No DF, o cuidado em saúde a crianças e adolescentes vítimas de violência sexual envolve acolhimento inicial; atendimento por equipe multiprofissional conectada aos serviços locais de proteção social; notificação dos casos às autoridades de saúde; e encaminhamento para a rede de proteção social, articulada com outras políticas públicas e órgãos como o conselho tutelar, assistência social e educação. “O trabalho integrado é essencial para garantir os direitos e o bem-estar desses jovens”, afirma a coordenadora da RAV, Priscila Nolasco.
Com 18 unidades, a capital federal possui uma das maiores coberturas do País para o atendimento especializado às pessoas em situação de violência sexual, familiar e doméstica no âmbito da saúde pública. Dentre elas estão a Unidade de Prevenção e Assistência a Situações de Violência (Upav) e os Centros de Especialidade para Atenção às Pessoas em Situação de Violência Sexual, Familiar e Doméstica (Cepavs).
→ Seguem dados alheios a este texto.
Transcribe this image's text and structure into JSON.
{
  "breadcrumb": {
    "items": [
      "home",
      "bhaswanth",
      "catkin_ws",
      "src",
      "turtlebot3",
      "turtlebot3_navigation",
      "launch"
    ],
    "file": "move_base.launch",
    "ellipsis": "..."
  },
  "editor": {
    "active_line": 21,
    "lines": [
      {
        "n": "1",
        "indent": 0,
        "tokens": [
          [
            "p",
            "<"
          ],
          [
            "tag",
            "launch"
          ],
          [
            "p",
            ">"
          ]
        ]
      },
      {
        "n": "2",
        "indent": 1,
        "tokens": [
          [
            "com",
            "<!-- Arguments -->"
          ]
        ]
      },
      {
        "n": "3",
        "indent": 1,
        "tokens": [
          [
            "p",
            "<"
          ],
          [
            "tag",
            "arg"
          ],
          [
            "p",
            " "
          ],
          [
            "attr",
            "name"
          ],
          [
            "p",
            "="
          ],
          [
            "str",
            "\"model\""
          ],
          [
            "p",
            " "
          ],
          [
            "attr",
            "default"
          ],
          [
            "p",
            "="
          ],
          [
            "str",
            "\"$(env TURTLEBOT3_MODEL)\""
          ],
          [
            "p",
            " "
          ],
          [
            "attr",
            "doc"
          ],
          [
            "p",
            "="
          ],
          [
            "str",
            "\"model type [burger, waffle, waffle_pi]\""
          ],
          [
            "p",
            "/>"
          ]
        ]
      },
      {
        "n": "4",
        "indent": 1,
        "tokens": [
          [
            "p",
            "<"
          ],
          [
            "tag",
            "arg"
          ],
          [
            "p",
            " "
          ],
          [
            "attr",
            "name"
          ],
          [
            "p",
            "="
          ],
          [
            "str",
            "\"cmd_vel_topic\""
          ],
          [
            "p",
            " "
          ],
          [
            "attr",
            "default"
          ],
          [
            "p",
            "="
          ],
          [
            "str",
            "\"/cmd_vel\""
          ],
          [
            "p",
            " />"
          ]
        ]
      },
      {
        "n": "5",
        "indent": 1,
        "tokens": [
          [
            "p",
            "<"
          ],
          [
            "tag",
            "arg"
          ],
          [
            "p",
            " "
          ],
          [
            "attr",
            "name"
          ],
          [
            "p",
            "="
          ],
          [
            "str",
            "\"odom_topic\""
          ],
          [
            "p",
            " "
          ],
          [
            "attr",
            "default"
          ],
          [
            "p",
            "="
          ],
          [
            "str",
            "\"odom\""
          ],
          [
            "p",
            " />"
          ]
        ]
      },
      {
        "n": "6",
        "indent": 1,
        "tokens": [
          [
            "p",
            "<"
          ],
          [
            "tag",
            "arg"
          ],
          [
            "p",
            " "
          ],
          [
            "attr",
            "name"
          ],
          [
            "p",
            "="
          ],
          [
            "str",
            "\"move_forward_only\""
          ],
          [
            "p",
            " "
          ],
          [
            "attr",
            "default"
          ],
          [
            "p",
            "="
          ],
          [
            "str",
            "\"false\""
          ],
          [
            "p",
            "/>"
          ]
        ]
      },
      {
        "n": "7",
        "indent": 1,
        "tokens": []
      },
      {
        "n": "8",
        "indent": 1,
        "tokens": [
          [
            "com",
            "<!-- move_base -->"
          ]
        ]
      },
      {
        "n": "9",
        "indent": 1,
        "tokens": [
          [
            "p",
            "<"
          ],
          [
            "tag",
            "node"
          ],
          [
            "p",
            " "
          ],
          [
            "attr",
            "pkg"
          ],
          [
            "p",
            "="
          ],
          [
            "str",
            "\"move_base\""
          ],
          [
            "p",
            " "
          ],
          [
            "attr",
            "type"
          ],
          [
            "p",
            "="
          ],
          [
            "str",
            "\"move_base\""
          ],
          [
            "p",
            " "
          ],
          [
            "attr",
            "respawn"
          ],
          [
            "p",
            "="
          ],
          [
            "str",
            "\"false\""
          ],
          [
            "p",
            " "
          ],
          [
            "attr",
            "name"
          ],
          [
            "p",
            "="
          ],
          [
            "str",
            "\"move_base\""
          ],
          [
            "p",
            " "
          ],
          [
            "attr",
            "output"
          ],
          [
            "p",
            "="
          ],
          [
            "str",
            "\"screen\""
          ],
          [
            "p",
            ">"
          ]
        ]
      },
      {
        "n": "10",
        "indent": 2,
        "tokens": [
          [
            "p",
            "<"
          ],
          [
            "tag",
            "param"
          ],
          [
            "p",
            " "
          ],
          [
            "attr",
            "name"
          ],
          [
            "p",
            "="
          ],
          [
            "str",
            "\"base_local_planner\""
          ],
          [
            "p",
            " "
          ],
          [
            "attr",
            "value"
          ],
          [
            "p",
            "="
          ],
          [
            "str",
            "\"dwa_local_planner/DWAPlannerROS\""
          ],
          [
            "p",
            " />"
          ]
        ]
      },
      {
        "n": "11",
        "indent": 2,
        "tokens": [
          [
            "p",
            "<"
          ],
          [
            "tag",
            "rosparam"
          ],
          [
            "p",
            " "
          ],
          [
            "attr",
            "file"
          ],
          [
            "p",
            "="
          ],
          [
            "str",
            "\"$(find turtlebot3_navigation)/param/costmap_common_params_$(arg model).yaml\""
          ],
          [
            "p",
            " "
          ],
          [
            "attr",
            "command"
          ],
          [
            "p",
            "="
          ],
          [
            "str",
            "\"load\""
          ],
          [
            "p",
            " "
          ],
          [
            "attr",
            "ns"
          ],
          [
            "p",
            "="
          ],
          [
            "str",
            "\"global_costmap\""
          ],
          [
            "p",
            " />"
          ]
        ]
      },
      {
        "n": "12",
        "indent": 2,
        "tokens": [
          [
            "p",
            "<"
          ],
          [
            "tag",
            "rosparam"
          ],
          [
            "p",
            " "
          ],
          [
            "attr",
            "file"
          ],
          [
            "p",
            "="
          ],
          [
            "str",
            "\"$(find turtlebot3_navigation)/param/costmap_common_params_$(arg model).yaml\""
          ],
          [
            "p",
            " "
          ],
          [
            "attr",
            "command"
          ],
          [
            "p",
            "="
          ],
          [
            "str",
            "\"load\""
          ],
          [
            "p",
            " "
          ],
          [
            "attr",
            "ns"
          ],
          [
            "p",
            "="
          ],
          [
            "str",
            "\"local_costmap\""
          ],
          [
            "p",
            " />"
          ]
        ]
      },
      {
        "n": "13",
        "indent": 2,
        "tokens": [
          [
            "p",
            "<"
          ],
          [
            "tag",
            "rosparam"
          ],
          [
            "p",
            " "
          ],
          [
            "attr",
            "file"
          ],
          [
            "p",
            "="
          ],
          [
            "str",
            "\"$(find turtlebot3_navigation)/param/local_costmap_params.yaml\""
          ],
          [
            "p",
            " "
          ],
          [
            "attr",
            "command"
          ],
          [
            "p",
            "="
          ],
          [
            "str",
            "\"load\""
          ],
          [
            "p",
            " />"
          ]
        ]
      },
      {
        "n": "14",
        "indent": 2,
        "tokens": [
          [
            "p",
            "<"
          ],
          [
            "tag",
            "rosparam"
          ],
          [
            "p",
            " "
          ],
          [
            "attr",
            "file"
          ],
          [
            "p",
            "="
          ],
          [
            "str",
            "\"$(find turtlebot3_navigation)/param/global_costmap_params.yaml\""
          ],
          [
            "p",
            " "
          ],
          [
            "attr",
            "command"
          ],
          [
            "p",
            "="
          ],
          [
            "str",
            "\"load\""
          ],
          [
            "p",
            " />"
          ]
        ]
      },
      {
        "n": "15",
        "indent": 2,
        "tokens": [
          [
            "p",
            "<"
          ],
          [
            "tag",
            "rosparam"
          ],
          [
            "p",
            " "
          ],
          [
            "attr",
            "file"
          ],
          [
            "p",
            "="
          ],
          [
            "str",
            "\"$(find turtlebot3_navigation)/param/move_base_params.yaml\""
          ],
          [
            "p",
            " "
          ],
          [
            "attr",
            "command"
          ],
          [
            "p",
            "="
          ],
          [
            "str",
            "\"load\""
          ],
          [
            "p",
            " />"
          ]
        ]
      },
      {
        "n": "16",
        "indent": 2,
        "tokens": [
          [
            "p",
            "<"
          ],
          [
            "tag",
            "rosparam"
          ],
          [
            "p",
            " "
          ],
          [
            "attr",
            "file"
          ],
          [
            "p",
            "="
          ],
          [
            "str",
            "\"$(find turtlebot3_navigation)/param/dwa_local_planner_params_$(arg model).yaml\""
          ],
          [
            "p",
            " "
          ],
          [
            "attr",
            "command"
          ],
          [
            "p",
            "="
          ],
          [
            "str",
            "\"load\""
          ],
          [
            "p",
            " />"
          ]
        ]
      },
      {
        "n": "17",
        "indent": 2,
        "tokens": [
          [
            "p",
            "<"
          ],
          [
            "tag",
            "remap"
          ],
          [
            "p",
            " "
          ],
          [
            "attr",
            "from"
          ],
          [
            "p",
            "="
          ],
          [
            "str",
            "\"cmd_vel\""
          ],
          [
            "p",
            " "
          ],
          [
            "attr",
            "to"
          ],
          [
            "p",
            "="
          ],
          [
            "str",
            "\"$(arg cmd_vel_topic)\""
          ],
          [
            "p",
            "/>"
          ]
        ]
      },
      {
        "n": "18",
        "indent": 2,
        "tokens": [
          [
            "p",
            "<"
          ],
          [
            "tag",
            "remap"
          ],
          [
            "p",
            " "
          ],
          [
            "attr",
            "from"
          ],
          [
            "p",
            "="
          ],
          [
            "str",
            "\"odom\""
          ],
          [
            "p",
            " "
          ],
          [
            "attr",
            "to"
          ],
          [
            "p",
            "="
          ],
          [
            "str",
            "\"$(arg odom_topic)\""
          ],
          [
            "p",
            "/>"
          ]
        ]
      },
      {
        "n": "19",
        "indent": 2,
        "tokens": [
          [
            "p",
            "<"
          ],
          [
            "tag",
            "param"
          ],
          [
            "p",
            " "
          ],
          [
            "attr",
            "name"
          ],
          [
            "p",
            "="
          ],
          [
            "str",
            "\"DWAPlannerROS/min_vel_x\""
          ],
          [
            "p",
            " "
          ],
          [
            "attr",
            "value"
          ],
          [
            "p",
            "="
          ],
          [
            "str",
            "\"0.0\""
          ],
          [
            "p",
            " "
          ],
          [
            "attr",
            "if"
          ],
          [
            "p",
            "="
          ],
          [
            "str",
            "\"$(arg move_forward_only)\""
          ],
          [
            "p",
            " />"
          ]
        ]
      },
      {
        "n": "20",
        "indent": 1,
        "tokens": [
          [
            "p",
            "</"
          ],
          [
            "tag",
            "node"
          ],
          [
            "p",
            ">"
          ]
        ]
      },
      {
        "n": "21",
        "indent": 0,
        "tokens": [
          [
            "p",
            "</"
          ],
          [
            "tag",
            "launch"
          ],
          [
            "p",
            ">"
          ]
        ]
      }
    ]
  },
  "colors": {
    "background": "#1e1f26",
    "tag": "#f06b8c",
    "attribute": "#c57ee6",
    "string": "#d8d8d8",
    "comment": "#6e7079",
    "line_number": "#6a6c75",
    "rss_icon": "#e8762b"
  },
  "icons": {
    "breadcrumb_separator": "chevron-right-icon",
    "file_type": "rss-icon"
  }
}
O Cepav é um serviço especializado de referência que oferece atendimento biopsicossocial e interprofissional às vítimas, proporcionando acompanhamento de saúde tanto aos indivíduos afetados quanto as suas famílias. “Com as crianças, por exemplo, trabalhamos aspectos como a vida em comunidade, enfatizando a importância do equipamento social para elas. Além disso, abordamos o reconhecimento dos sentimentos para que elas possam identificá-los e compreendê-los, entre outras atividades”, explica a assistente social do Cepav Girassol, Fernanda Andrade.
Com uma abordagem integral, o serviço busca auxiliar no tratamento de agravos decorrentes de situações de violência sexual, familiar ou doméstica, crônicas ou agudas, bem como para contribuir com o rompimento do ciclo de violência. Os Cepavs e a Upav atendem tanto demandas espontâneas como encaminhamentos da rede de Saúde.